Embedded banking is not brand new. It has been a staple of certain retail and service businesses for some time, particularly emerging companies. Uber, for example, uses an embedded banking model that allows customer payments to flow directly to Uber’s accounts. The Uber ride-sharing app through which a customer engages a driver also collects the customer’s payments without Uber having to use an outside financial service to execute the transaction. The transactional service is embedded in Uber’s business application.
The Goldman model takes this idea a step further. It offers an application that allows any business to embed certain banking services into its own systems. Thus, a business that now uses a bank for payments and receipts can also execute those transactions in-house on its own platform with the addition of the embedded banking app.
Is embedded banking in your community?
Is embedded business banking being adopted in the community your financial institution serves? In one sense, it is already there. The Goldman model knows no geographical boundaries.
But in another sense, embedded business banking has a long way to go to dislodge CFIs. Goldman’s initial success in amassing $28B in deposits from its embedded banking app is certainly not a number to ignore. But all that money represents just 200 business customers. That small number suggests the product initially appeals to larger businesses, perhaps with lots and lots of transactions. Smaller businesses — the ones loyal to CFIs — may or may not find embedded banking as useful and thus worth making the switch, at least in the short term.
Digital banking strategy still needs to consider embedded banking.

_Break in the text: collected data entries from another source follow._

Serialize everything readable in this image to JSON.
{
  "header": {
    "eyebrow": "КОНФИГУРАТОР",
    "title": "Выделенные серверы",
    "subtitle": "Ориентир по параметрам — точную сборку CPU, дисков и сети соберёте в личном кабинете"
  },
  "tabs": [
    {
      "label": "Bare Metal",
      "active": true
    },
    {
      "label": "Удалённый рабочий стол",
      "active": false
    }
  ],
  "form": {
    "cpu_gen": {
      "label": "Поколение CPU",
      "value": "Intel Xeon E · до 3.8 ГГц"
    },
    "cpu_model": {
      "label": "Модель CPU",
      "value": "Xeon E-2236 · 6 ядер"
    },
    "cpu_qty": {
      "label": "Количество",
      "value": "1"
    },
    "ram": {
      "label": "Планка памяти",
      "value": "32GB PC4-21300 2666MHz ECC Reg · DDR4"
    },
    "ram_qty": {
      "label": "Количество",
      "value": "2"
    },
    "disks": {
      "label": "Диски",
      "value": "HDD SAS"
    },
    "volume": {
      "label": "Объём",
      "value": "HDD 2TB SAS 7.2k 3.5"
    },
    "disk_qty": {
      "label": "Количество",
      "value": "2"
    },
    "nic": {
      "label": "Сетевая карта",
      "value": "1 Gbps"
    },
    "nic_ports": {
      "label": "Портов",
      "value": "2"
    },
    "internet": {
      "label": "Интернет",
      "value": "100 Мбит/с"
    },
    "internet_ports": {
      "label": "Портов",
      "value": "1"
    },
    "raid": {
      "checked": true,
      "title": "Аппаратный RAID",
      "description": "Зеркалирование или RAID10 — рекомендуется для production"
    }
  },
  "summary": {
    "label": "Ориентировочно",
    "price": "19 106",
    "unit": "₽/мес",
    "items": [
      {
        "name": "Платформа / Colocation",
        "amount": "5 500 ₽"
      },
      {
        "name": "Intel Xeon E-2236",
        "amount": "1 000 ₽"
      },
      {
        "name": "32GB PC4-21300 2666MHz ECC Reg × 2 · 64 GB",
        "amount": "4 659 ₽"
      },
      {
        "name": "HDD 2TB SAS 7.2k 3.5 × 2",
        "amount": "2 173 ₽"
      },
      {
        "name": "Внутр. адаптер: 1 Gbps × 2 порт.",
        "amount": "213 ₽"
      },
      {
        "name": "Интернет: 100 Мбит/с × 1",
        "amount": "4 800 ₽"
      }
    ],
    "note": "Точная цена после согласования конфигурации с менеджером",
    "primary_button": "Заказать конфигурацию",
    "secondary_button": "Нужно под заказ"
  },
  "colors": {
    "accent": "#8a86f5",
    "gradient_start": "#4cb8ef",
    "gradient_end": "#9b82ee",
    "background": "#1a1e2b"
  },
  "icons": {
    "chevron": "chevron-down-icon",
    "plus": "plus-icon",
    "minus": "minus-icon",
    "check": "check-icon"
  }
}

Disruptive digital change has been one of the defining trends in finance over the last few years, and embedded business banking is now one more challenge that traditional banks must face. How CFIs meet that challenge is an open question, but one definitely worth pondering, analyzing, and ultimately answering. Existing, long-time business customers may feel comfortable with their CFI relationships and remain loyal. But what about new businesses whose owners have grown up in the digital world who may view financial services as just a commodity that can be relegated to an app? It is specifically for those customers that you may want to have a good answer to embedded banking. We will continue to keep you updated on the latest information on embedded banking.